By Yasha-hime
You can't
make an omelet without breaking a few eggs.
Actually,
an omelet sounds really tasty right about now.
One with bacon, green peppers, onions, a little bit of Worcestershire
sauce, and a double hit of hot pepper cheese, fried up over a mesquite fire...
But I
digress.
You can't
make an omelet without breaking a few eggs; likewise, you can't rebuild a world
without a few deaths. It's regrettable,
certainly! But any half-way decent
doctor will tell you a cancer needs to be removed and killed, and sometimes you
may even have to sacrifice some healthy flesh along with it to truly exorcise
the cancer.
I wish
people would understand that about me.
It's not that I like killing.
There's a vast difference between liking to kill and being able to
kill. I can kill whenever I find it
necessary, without agonizing over it.
That's not to say I feel no remorse for it--far from it, in fact. For each and every life I have taken, each
and every life I have caused another to take, I hold a prayer in my heart. I remember them all--and in the course of a
thousand years of living, I've found many good reasons to kill.
An omelet
is not a good enough reason to kill.
Not even if it's the last one to come out of the pan. But right now I could cheerfully at least
threaten death for an omelet.
I believe I
should get something to eat. Maybe then
I can stop thinking about omelets. It's
just a terrible shame there's no one on this benighted island who'd be willing
to offer me a few slices of hot pepper cheese and some eggs. If indeed anyone on this island has any hot
pepper cheese. Eggs I'm sure I could
find.
I hope this
sudden craving for an omelet doesn't mean my spirit is hungry. It's always distasteful to feed it. Killing is one thing, but eating souls is
rather chilling. Still, if the Spirit
of Fire is hungry, I'll have to find someone for it to eat. I'd certainly rather not be the meal
myself. At least I can keep the Spirit
under control; it would be truly regrettable to have all the world's best
shamans crisped like ants under a magnifying glass.
Then the
world would be doomed to drown in its own wastes, with no spiritual 'doctor' to
excise the cancer. A grotesque image at
best, isn't it? I and mine are the only
ones who seem to be able to see that the pain of killing off the cancer now
will be nothing compared to the pain of letting it continue. This is a time of drastic action.
Why can't
Yoh understand that? I wonder about
that with nearly every waking moment.
Why can't he see that only the shamans are fit to survive? He's so much like me--he knows the pain of
being outcast simply for being superior, he knows what it's like to be alone
all the time. I've never understood why
he thinks pretending to be inferior helps.
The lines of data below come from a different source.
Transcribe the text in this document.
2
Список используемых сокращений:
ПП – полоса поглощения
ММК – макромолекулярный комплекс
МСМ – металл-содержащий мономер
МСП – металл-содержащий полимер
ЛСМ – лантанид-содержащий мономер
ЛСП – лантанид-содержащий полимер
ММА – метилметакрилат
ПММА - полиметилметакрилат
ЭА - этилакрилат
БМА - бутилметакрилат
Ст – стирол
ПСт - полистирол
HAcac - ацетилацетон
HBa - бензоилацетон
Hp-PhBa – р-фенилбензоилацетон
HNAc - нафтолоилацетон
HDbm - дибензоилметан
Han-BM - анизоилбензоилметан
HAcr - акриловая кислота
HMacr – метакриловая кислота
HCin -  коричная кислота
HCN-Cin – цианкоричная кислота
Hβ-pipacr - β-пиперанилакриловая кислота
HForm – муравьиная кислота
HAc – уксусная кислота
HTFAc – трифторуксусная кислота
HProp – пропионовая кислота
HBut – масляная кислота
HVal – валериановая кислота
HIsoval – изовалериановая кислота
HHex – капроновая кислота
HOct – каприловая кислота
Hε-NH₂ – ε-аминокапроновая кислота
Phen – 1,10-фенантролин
One's superiority always shines through.
If he were
anyone else, I'd simply kill him and be done with it already. But I could never kill Yoh. Yoh is my heart.
Well, that
sounds melodramatic, doesn't it? But in
a peculiar sense, it's true. Oh, don't
get me wrong, I'm not hot for his body or anything like that. It's not romantic or sexual or
anything. Though I wouldn't mind
getting a little closer to that icy blond of his.
Actually,
Yoh has been my heart since before I was born...this time. I know a person isn't supposed to remember
the womb, but I always have. Well,
maybe not the first time around. Okay, so
maybe only this one time. I remember
being in the womb with Yoh, listening to our mother's heartbeat.
More
importantly, I remember listening to Yoh's heartbeat. Back then we were always together. Literally and spiritually.
Yoh's very presence healed some of the scars on my soul. Yoh always understood me and always loved
me.
Unfortunately,
then we were born, and I've spent almost ever since desperately wishing for
that closeness again. And now that I've
found my heart again, he rejects me at every turn. All I can do is keep trying; one day I'm sure he'll understand me
again.
I wonder if
Yoh has any hot pepper cheese...?
Owari
Author's Notes:
Never try to write a fic when you're hungry. ¬.¬ I wanted a nice, lonely, angsty darkfic. Hao wanted an omelet.
Well, I didn't get my angst, and Hao didn't get his omelet. I guess we're even. Except now I'm going to have to cook Hao an omelet.
Who ruins perfectly good eggs with Worcestershire sauce, anyway!? - Y.